Marcos Buser & Walter Wildi
Photo (W.Wildi): Old lava tunnel
Deep geological disposal of highly radioactive waste: a concept from the 20th century is being replaced
On 19 November 2024, Nagra submitted its general licence application for a deep geological repository for radioactive waste to the Federal Office of Energy. Switzerland’s low, intermediate and high-level radioactive waste is to be stored in a deep geological repository in the “North of Lägern” area, near the tri-border region of Zurich, Aargau and Germany, in the second half of the 21st century. The content of the application will not be made public immediately, however, but will first be checked for completeness by ENSI.
Now, that the search for a site for a deep geological repository has been going on for more than half a century (Nagra was founded in 1972), we would like to ask a more fundamental question: is the search for a site for a storage facility still relevant at all for all categories of radioactive waste? Has science stood still in the last half-century with the level of knowledge from 1972 and the concept of deep geological disposal? And where is the journey headed? Will people still be willing and able to justify burying the “hot”, highly radioactive waste in the deep underground forever in another 50 years?
Deep geological disposal has become the standard method of dealing with radioactive waste internationally and in Switzerland in the course of the second half of the 20th century. Accordingly, in 2000, the group of experts appointed by Federal Councillor Leuenberger, EKRA, proposed a storage concept in Switzerland that provided for monitored and, if necessary, retrievable deep geological disposal. This concept was adopted in the Nuclear Energy Act of 2003 and still forms the basis for the work of Nagra, which is to map out the path to the eventual storage of the waste and its location underground for many hundreds of thousands of years. So far, so good, only: over the last two decades, our demands in environmental issues and our understanding of possible alternative solutions to the waste issue have developed further:
· In the handling of valuable raw materials, the trend is towards a circular economy. Used raw materials should not be returned to the environment, sooner or later diffusing into it and causing environmental pollution; raw materials are to be recycled and reused.
While such recycling is generally difficult for low and intermediate level radioactive waste due to the mostly low concentrations in clearly separable material classes, it seems more feasible and worthwhile for the high concentrations of uranium and other heavy metals in highly radioactive waste.

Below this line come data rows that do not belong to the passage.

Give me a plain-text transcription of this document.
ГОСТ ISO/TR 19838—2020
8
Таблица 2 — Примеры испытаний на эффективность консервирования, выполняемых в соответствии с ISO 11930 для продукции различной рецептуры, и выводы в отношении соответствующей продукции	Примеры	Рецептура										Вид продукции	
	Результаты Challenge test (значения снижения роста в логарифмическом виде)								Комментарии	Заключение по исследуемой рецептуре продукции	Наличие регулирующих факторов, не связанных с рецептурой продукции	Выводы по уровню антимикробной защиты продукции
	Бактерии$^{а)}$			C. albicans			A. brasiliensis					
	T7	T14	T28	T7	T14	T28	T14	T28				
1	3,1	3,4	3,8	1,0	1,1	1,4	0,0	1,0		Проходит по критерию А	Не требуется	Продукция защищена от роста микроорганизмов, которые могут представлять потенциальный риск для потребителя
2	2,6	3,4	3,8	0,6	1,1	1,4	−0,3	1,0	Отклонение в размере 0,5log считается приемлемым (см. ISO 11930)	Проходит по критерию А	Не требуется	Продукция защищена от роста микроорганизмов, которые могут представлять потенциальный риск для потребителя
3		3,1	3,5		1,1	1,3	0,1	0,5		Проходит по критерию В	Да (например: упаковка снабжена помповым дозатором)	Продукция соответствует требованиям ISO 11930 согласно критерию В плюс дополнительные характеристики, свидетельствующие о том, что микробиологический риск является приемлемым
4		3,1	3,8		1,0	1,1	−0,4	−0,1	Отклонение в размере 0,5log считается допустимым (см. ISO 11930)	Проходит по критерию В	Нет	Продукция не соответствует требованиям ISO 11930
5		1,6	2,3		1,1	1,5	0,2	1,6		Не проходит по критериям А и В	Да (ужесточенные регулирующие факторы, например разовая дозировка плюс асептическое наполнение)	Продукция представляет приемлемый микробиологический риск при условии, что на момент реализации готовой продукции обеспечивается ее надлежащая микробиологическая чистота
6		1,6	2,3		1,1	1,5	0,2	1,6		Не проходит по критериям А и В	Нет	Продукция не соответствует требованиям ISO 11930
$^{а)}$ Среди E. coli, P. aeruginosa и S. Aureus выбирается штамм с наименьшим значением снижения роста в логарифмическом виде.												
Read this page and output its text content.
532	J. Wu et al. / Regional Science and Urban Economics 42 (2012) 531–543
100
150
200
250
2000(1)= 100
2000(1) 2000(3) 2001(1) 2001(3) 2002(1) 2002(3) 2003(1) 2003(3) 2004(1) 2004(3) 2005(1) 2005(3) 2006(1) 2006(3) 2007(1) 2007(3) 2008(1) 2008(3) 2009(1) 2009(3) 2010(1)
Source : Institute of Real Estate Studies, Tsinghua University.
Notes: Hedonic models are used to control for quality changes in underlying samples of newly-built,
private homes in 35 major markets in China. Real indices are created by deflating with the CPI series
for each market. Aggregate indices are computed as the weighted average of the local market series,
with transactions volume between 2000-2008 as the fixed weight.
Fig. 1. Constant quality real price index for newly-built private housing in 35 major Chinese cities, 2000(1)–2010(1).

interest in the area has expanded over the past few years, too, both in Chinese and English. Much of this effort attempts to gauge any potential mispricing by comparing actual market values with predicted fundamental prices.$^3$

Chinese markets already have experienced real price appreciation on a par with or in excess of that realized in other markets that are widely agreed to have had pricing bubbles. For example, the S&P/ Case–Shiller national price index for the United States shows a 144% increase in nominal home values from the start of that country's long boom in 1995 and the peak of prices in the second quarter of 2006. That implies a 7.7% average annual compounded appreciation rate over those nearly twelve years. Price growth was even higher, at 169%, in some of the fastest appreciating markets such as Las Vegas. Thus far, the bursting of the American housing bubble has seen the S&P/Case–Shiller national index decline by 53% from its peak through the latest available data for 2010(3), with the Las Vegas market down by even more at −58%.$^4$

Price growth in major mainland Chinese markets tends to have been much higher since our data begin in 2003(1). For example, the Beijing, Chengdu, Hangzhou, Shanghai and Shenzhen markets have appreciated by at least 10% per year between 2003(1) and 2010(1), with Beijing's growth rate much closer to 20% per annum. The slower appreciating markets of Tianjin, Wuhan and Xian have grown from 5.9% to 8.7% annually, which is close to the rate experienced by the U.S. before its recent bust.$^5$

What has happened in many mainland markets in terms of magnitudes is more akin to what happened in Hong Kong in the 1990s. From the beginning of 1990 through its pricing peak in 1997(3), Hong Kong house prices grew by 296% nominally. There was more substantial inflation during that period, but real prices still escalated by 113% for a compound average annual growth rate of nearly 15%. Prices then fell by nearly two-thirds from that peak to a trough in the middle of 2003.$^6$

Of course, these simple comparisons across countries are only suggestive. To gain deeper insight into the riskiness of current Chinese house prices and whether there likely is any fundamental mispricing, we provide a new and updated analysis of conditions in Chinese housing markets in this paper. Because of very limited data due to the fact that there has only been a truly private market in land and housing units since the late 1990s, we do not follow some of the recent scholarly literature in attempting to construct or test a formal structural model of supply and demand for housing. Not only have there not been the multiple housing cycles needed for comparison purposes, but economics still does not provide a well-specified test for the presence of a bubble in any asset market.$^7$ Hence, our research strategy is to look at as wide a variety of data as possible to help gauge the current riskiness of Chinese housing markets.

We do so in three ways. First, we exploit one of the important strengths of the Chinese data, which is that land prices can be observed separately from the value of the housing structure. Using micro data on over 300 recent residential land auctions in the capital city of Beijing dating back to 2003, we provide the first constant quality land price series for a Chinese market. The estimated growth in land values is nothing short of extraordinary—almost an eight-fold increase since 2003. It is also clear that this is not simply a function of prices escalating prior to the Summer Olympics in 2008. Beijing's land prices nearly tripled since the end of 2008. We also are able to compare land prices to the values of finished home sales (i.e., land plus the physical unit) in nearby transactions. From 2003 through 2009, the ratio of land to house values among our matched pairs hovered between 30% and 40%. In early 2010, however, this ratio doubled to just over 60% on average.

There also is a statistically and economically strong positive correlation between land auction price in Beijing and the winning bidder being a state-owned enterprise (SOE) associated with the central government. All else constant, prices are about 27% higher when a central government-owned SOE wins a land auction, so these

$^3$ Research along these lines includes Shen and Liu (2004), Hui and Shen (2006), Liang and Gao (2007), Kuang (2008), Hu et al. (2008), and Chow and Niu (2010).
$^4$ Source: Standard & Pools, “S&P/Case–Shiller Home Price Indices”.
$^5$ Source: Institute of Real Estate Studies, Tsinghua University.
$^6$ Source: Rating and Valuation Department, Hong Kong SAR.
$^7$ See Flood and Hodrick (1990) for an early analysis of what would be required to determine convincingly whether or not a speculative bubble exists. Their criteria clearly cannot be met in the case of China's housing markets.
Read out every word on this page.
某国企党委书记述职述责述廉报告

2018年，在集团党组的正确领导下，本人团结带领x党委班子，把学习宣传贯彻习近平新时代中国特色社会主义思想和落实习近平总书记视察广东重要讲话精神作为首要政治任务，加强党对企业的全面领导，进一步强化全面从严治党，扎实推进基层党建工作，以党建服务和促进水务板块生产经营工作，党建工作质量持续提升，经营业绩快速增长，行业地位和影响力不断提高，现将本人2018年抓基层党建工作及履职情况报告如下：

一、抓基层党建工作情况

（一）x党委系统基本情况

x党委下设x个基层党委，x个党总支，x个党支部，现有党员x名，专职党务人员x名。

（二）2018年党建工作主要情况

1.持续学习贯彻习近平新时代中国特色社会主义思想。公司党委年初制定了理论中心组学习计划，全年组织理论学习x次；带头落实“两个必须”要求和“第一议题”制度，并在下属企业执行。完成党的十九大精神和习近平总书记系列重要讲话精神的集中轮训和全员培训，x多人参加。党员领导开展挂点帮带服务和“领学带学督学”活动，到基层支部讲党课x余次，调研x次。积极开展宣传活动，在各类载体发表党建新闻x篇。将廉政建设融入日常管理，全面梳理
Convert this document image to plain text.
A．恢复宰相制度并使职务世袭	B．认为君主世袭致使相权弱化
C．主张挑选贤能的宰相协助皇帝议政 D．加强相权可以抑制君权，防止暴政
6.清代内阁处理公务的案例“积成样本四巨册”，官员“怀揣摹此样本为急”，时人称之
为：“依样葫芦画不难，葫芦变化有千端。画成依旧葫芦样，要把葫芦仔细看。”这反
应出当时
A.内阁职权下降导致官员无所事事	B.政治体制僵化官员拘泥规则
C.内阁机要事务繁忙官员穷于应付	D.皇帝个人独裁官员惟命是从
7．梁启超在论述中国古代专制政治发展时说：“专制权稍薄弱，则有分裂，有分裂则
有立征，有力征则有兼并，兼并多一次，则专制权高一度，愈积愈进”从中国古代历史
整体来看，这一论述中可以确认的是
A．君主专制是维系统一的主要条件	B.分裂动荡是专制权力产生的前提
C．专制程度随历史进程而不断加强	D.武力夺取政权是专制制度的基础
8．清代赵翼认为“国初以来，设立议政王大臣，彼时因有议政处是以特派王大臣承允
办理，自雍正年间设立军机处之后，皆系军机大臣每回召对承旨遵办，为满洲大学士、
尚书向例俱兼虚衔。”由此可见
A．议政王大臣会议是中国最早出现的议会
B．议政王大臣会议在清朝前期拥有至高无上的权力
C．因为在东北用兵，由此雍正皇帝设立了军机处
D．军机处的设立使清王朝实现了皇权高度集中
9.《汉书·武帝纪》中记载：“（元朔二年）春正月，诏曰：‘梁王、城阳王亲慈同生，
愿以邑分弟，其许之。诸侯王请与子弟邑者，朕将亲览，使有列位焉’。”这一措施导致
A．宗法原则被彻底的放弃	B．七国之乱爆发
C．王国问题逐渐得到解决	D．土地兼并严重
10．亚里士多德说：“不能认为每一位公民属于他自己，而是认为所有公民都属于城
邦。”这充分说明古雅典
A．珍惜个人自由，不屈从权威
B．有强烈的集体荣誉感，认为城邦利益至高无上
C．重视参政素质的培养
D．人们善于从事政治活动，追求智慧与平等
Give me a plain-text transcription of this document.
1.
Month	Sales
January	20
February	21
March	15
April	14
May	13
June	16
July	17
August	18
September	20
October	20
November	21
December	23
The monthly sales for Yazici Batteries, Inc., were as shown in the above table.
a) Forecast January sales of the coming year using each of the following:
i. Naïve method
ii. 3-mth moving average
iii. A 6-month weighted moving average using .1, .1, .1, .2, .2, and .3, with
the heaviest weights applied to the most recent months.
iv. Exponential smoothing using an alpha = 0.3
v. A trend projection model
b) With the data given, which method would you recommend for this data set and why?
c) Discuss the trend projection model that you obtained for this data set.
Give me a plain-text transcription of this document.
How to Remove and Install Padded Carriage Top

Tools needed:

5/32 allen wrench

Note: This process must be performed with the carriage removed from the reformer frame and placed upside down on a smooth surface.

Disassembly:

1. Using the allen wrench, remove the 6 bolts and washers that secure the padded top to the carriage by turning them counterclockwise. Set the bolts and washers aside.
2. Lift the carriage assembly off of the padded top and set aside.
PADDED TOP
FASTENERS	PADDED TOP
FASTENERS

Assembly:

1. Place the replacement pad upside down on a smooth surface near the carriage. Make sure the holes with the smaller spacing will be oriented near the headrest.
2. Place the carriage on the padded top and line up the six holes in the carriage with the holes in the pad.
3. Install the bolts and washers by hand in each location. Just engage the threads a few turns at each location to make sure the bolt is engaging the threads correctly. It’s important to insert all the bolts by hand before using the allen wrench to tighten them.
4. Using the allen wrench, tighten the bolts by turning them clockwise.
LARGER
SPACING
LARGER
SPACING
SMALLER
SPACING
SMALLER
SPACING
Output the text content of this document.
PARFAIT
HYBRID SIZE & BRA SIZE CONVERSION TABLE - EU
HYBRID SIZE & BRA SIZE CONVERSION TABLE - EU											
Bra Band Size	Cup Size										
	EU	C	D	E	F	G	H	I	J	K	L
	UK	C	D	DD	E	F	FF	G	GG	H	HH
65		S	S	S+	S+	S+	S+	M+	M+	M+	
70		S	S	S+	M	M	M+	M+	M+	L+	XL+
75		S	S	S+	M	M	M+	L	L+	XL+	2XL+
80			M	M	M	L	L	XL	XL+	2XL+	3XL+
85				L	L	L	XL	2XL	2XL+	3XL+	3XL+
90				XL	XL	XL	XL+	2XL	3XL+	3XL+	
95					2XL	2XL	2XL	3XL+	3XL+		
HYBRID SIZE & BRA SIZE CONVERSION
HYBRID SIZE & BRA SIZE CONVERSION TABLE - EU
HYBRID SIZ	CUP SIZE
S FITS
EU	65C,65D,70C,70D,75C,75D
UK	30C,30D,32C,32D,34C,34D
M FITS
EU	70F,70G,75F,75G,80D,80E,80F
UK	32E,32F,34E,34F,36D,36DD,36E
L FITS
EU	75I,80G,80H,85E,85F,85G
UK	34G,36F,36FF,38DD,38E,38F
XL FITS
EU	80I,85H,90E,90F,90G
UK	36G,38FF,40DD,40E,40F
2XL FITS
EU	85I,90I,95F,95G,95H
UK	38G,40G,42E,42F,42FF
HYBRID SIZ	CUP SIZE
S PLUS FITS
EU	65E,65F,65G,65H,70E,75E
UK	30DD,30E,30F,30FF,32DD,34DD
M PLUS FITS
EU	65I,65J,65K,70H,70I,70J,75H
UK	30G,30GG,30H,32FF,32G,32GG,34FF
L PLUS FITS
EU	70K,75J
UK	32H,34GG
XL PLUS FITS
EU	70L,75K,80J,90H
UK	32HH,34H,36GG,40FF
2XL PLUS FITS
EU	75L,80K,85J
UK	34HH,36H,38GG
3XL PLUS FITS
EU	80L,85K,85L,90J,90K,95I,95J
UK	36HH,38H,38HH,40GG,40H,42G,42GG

For a long time, the transmutation of highly radioactive, long-lived substances into substances with lower radioactivity and a shorter lifespan (short half-life) was considered too costly and expensive. Thanks to new methods, this now seems to be changing. The Geneva-based company TRANSMUTEX, for example, is proposing a corresponding scientific and technological concept (https://www.transmutex.com/). This concept allows the conversion of highly radioactive, long-lived waste into waste with a lower level of activity and a shorter half-life. Other thorium reactors currently in development are also designed as so-called ‘waste-burners’ with the aim of one day using highly active waste from existing light water reactors as fuel and destroying it.
Even if such concepts do not yet provide a satisfactory answer to all questions of nuclear waste disposal, it seems clear that the development is moving towards the recycling of uranium and transuranic elements and thus towards the transmutation of highly radioactive waste. The idea of deep geological disposal for this category of waste is likely to be replaced sooner or later.
From this perspective, Nagra’s general licence application for the high-level radioactive waste category becomes obsolete. The ongoing process for the general licence can be completed as the final step in Switzerland’s site selection procedure, but knowing that the disposal of nuclear waste will take different and new paths and that deep geological disposal will one day be replaced by more sustainable solutions. The compass of technical development points clearly in the direction of a circular economy and transmutation, or a significantly better containment of non-transmutable substances. It is highly recommended that these newly emerging alternatives be seriously and conscientiously examined and, if necessary, that the legal framework and the waste management programme be adapted.